We treat wounds to the brain. Hyperbaric oxygen has been proved to enhance several natural processes related to wound healing: it reduces inflammation, inhibits apoptosis (cell death), reduces Intracranial pressure; and promotes neurogenesis and angiogenesis.  This is significant: HBOT promotes neurogenesis (growth of new neuronic tissue) and angiogenesis (growth of new blood vessels). The combination of oxygen (typically 100% O2) and pressure (varying, depending on the diagnosis) leads to the production of more stem cells available for wound healing as well. All this has been proven by rigorous, scientific studies that have explored the role of oxygen and pressure in the brain healing process.  What is not controversial is that HBOT aids tremendously in wound healing, typically 20-40 percent faster healing than the norm. In the case of acute concussions and within ten days of the injury, Denham demonstrated http://bit.ly/2jwdUwI) that patients (51 out of 52) diagnosed with acute concussions completely resolved her/his symptoms in five or less treatments (average of 2.4 treatments per concussion). Her most recent numbers of success as of February 2018 are 108 successes out of 110 patients diagnosed with acute concussions. 

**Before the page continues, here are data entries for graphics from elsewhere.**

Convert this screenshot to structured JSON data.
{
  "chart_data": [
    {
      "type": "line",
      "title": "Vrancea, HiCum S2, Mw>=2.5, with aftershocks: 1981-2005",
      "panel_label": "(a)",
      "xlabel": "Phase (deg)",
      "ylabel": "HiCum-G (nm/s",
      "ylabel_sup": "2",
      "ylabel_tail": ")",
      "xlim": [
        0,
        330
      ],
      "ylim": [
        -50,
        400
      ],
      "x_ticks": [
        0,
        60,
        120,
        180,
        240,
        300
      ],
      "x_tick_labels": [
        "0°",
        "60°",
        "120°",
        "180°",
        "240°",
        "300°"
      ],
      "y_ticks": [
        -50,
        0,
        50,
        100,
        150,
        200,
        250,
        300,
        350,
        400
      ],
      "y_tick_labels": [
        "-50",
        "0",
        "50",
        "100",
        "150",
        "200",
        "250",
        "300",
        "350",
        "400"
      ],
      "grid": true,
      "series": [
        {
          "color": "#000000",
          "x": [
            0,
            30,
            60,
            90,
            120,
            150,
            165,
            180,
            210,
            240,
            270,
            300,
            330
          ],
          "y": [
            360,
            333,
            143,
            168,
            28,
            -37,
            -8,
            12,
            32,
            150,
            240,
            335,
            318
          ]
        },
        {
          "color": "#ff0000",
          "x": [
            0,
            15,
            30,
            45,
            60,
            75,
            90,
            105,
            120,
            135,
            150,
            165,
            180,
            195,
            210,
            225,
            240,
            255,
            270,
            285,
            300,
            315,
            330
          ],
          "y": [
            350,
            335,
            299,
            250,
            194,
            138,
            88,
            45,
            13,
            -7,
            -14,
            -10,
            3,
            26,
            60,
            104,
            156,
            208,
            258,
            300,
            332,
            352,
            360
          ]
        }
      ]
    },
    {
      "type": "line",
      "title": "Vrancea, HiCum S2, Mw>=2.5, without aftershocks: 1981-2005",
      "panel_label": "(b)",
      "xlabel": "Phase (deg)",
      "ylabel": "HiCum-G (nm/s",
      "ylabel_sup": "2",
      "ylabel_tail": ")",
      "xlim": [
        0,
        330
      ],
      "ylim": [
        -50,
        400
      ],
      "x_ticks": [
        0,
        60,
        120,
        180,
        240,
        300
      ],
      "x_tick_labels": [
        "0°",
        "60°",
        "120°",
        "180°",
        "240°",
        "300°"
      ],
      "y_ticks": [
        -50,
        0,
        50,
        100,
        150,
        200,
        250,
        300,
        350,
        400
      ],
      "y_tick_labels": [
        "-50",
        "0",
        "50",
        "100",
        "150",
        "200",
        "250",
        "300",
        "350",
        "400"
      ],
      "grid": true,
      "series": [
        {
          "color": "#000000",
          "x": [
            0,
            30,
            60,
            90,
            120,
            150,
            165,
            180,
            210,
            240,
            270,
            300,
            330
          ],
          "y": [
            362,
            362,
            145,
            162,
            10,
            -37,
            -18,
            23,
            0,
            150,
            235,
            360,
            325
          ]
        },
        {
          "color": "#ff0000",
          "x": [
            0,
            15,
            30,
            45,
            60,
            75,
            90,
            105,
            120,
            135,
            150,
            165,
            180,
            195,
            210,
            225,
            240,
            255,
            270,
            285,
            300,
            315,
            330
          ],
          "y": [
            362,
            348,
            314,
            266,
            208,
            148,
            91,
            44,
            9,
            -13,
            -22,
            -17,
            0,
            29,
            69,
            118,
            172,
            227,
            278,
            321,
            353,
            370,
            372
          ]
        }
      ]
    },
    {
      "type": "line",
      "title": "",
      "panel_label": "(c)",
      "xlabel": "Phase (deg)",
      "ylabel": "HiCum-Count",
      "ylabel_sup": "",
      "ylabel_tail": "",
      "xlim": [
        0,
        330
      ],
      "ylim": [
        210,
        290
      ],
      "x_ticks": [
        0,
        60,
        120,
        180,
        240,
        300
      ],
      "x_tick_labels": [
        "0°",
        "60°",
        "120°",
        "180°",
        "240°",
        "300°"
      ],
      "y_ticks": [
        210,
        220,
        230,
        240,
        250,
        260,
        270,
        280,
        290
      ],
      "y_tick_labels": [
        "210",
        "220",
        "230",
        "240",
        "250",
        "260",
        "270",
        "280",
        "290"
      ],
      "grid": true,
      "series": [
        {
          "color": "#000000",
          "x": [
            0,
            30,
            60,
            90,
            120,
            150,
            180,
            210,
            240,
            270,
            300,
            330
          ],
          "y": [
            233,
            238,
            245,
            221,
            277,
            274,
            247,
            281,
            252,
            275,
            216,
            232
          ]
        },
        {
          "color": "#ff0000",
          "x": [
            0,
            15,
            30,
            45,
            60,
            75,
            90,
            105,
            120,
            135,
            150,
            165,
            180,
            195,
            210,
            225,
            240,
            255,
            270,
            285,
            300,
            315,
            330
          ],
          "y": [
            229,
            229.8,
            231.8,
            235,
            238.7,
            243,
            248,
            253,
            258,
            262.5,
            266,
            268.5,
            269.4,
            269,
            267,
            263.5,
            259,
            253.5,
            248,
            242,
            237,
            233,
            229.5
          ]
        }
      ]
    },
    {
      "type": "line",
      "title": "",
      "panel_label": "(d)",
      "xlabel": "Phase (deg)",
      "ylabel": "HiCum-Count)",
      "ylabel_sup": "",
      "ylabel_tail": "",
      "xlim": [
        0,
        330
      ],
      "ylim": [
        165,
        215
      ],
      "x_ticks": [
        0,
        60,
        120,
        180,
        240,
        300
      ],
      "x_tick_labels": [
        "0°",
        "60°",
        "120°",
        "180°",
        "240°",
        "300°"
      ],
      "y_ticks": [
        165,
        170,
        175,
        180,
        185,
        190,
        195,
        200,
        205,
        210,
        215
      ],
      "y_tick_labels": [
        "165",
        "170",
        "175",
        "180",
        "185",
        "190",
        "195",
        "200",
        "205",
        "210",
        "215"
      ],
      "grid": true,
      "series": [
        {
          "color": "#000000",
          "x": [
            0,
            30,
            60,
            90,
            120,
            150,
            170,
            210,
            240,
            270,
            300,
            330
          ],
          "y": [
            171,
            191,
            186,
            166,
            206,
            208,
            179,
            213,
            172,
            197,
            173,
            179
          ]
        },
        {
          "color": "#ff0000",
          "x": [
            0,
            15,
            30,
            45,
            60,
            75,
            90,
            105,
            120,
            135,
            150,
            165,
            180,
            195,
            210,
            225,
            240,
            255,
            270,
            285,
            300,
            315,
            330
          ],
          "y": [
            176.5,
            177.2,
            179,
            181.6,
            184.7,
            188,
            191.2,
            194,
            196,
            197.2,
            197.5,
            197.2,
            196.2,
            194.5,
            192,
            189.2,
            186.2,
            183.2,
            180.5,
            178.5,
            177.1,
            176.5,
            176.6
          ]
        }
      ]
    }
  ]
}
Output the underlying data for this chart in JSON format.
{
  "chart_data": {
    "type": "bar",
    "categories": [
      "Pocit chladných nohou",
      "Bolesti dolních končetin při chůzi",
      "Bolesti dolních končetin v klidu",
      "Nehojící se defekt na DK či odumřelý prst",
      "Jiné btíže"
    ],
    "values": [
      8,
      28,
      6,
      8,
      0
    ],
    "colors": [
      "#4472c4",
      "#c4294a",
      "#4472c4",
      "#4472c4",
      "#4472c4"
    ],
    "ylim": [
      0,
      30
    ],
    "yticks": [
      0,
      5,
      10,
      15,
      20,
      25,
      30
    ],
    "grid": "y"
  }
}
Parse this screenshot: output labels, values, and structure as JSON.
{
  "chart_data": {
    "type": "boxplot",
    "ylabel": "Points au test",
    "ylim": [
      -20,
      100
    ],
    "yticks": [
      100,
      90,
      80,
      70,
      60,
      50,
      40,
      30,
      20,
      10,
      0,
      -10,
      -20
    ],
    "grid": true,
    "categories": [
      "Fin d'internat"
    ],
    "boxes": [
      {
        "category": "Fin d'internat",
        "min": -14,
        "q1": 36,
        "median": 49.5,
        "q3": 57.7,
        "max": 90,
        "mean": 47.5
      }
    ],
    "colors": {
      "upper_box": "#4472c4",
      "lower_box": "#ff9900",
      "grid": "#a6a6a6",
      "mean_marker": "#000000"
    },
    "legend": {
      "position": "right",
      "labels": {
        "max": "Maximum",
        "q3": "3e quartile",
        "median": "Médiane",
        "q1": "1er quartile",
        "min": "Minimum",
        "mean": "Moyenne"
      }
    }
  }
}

Readers can learn more about this by viewing a short film entitled "Concussion Help in a Hyperbaric Chamber?": https://tinyurl.com/ybldktqn If brain injury patients (here we are talking primarily of high school athletes playing contact sports like football, hockey, lacrosse and field hockey) can be evaluated and treated over the weekend, we normally find that their symptoms can be resolved because of the wound healing; they can return to school symptom-free on Monday. Much more importantly, however, are the comments from the concussed patients. Time and again, we hear within one or two one-hour treatments that the patient "had no idea how messed up they were." It is as if the fog has cleared as the symptoms resolve. The patient is wounded and brain function, including judgment, are typically impaired. Naturally, athletes want to get back into the game and are not always the best judges of their level of recovery and ability to return to playing football. Objective tests, coupled with subjective measures such as IMPACT , may offer much more insight into the actual functional recovery.  (Practitioners are familiar with athletes and warriors who "game" the computer and paper tests, purposely obtaining low scores on baseline tests so that post-concussion testing fails to demonstrate such a significant departure from "normal.")

To summarize:  We are much smarter in 2018 than we were in the 20th century about the Mechanisms of Action, both stemming from the negative consequences of concussions and about the remarkable wound healing actions of hyperbaric oxygen. The Concussion Protocol must be upgraded to reflect what Dr. Denham and hundreds of other HBOT clinics are demonstrating daily: that wounds to the brain can be successfully treated and helped to heal using HBOT.